I will admit: something strange happened to me when I first started reading River of Smoke. After the first thirty pages, I lost all concentration and recalled only bits and pieces of what I had read. I decided to stop reading; I was worried that something about the novel was not grabbing me, that perhaps, I might not even be able to read it. This kind of reading experience has not happened to me in a very long time, so as I gave it a second go about a week later, I figured out what the issue was. The first 100 or so pages are primarily analeptic narratives that are fragmented by the sheer amount of characters that Ghosh includes. The ethnographic quality of the novel is certainly impressive, but as each character must get his or her own backstory, the novel’s forward movement is always in question. Though ships are all over this novel, attempting to get from one destination or another, there is a tremendous sense of retrogression, so much so that we can’t help but think that’s part of the whole game plan.
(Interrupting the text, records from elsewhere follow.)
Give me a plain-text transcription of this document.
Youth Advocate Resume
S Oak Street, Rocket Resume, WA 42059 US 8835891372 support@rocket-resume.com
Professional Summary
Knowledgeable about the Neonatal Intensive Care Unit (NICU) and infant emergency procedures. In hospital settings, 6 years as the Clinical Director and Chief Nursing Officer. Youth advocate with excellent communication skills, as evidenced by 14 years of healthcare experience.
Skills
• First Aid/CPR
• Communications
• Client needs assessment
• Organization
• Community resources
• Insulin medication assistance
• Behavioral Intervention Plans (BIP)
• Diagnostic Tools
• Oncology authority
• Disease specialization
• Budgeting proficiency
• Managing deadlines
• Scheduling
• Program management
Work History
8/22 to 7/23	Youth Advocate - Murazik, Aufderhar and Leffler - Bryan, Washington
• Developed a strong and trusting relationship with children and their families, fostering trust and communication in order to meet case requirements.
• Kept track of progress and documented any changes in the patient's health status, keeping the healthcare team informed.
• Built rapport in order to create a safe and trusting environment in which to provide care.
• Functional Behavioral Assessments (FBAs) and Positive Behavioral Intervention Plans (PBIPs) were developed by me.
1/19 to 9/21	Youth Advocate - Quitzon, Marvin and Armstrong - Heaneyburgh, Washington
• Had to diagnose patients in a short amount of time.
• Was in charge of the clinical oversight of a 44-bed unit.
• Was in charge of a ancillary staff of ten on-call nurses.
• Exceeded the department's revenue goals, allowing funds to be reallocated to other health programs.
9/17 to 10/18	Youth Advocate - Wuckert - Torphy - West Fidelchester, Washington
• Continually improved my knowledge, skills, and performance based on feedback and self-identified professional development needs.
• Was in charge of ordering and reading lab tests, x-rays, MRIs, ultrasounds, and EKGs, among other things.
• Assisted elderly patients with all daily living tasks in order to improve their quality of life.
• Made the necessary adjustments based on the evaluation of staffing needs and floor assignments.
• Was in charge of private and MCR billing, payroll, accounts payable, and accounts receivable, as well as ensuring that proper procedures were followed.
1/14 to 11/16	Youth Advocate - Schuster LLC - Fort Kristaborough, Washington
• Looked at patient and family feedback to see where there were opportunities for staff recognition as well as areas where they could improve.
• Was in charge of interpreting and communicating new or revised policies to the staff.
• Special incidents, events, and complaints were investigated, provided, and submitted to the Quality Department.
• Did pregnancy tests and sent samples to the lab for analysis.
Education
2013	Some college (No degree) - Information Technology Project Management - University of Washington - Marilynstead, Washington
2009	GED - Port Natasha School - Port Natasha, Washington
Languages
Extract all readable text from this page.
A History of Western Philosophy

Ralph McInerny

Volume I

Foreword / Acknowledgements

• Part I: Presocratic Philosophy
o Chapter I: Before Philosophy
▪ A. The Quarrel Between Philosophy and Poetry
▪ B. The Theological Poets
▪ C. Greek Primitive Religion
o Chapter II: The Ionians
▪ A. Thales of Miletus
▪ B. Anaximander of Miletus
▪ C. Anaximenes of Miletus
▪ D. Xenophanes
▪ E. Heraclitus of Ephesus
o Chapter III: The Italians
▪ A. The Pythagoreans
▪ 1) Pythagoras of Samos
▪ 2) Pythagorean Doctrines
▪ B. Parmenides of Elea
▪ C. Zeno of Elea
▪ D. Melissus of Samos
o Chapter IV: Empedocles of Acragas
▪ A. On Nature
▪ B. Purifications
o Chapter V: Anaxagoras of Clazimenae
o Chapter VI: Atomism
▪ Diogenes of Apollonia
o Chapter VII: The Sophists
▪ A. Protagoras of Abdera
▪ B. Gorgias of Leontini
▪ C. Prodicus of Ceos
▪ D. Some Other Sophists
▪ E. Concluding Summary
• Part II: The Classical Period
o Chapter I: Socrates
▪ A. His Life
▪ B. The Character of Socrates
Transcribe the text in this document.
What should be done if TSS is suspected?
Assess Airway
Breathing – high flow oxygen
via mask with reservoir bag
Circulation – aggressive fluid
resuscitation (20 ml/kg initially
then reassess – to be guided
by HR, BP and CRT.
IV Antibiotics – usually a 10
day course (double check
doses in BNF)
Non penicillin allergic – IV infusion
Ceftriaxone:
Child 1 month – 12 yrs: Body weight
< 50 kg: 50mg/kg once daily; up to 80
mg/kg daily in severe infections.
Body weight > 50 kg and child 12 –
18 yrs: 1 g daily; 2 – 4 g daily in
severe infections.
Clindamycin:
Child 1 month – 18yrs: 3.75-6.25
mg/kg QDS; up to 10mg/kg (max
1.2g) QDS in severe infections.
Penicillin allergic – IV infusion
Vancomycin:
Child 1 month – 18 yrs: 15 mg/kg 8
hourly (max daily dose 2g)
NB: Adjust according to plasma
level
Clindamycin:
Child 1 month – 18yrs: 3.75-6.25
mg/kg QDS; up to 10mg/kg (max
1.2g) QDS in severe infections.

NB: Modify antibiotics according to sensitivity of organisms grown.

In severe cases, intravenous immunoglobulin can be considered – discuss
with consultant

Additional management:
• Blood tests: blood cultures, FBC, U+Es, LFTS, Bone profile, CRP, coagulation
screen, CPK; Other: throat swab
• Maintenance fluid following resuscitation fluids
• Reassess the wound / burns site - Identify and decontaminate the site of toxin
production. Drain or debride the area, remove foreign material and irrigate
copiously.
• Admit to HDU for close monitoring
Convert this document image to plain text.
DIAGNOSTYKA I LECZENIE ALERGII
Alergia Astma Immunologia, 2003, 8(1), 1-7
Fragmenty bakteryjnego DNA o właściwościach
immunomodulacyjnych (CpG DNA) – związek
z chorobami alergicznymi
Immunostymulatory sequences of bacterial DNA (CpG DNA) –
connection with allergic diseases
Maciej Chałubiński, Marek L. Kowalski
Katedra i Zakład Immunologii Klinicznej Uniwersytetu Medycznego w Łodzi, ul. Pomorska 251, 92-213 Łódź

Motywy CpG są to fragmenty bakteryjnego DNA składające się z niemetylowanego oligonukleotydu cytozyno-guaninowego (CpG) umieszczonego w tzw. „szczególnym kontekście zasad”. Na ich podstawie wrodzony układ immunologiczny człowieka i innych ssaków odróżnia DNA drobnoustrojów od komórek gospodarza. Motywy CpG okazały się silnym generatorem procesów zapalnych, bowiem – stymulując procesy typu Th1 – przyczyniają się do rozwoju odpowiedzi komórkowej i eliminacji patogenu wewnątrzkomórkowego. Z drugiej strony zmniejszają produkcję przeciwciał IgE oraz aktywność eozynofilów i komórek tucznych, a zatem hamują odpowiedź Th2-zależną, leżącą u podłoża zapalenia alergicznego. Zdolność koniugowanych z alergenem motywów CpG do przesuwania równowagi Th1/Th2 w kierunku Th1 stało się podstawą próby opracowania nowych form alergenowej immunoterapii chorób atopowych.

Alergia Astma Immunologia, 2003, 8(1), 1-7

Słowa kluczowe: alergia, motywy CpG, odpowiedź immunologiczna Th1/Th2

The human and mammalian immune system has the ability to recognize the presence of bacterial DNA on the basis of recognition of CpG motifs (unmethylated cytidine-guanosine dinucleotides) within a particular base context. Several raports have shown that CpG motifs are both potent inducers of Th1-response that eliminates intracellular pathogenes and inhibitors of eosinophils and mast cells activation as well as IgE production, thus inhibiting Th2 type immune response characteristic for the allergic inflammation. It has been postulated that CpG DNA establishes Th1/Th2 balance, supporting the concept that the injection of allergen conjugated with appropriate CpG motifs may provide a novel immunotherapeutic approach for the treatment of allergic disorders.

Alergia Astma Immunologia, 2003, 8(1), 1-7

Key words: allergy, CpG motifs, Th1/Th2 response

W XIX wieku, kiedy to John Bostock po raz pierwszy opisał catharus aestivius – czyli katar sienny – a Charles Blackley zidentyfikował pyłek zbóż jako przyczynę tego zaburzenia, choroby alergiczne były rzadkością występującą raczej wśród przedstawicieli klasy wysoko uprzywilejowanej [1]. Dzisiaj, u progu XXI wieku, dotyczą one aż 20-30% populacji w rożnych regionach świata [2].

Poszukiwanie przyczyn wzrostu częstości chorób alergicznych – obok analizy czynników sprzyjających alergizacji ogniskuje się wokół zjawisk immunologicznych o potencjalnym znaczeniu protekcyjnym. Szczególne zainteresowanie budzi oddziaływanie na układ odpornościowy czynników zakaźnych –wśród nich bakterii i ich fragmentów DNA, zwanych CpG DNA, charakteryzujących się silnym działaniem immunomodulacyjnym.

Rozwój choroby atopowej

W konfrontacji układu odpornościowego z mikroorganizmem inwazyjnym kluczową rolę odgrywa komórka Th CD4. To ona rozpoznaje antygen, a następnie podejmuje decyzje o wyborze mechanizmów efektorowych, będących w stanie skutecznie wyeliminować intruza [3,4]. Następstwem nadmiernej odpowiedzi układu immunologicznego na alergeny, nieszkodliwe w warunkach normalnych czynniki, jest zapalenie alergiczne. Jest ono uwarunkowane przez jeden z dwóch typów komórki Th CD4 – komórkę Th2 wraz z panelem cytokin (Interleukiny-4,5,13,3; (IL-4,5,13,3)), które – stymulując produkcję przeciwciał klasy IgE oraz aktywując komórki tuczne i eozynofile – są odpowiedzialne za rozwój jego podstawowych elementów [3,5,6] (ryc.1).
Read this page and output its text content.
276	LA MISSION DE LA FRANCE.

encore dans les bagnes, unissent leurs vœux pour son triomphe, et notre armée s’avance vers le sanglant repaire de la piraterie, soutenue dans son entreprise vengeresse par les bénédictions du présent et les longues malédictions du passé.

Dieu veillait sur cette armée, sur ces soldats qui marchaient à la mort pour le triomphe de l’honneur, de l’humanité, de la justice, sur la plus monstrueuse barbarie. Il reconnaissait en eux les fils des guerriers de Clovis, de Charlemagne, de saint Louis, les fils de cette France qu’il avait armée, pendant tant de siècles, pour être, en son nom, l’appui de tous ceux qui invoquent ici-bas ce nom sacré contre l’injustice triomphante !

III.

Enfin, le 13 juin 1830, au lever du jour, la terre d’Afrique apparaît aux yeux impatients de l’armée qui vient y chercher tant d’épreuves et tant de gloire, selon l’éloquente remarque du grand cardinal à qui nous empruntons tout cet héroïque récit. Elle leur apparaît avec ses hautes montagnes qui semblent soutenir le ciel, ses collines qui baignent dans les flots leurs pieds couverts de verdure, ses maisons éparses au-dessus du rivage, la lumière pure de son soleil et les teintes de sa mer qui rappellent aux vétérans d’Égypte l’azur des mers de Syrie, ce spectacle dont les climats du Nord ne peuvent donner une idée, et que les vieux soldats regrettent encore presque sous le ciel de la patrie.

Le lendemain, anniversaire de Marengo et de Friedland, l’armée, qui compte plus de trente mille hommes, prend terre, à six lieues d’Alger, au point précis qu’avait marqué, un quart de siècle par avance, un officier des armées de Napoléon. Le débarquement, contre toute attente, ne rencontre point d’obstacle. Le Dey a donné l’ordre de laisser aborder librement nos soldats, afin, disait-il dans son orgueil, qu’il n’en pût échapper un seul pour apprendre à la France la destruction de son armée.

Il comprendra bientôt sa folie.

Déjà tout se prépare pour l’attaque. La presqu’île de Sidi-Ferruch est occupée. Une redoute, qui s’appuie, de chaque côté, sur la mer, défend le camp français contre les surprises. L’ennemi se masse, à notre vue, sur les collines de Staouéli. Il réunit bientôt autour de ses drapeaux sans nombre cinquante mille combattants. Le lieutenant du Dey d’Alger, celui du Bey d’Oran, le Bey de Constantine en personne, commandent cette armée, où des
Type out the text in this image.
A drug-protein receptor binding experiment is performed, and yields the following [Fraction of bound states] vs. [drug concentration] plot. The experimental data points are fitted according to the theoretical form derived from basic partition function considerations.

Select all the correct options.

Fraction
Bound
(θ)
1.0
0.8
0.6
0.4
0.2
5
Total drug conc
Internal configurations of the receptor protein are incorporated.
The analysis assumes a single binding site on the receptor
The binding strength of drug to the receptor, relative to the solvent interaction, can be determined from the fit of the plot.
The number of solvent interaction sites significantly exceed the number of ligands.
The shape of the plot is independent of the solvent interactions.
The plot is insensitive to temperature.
So, finally, we come to the second installment in a planned trilogy by Ghosh; he started it all with Sea of Poppies, which primarily focused on one ship, the Ibis. In book two, River of Smoke, we’ve added Redruth and Anahita to the list. The Ibis was all about coolie labor, but the Redruth and Anahita remind us of that ways that colonialism not only transformed bodies into commodities, but certain kinds of plants and flora. Indeed, Redruth and Anahita are both involved in various forms of trade related to opium, in the former, and tea and other such plants in the latter. The Redruth is helmed by Frederick Penrose; he forges a strong, paternal bond to Paulette Lambert, the young French girl, who had originally stowed away on the Ibis. The Anahita is helmed by Bahram Modi; he is hauling a precious and large cargo of opium, which is to be traded in Canton. Indeed, both the Anahita and the Redruth are headed to the same area. The main narrative though eventually focuses on the Anahita due to the impending opium crises. The Chinese do not want opium to be traded within the national boundaries and will not allow the drugs to be smuggled into the country. For those like Bahram, who have already made the trip and have considerable cargo to unload in some form, this pronouncement comes as a very bitter pill. Thus, given the historical backdrop of the Opium Wars, we know that the tension between European traders who seek to uphold tree trade and the Chinese government will continue to ratchet up to a higher and higher level. At the same time, we know that we are prior to the nuclear age, the Cold War, and fighter planes, so that we know any armed conflict on a large scale can only occur through the sea. The other interesting element about this novel is the way that Ghosh makes clear how heterogeneous the seafaring community was—so much so that creoles emerge routinely and linguistic cross-pollination seems commonplace. The question of national and ethnic identity seems to be at issue here precisely because so many of the traders, adventurers, shipmates, explorers, among others, simply seem prepared for the kind of diversity that will fall before them. It will be interesting to see how Ghosh wraps up the trilogy, but in the meantime, you can feast your readerly eyes on yet another epic installment in the Ibis Trilogy.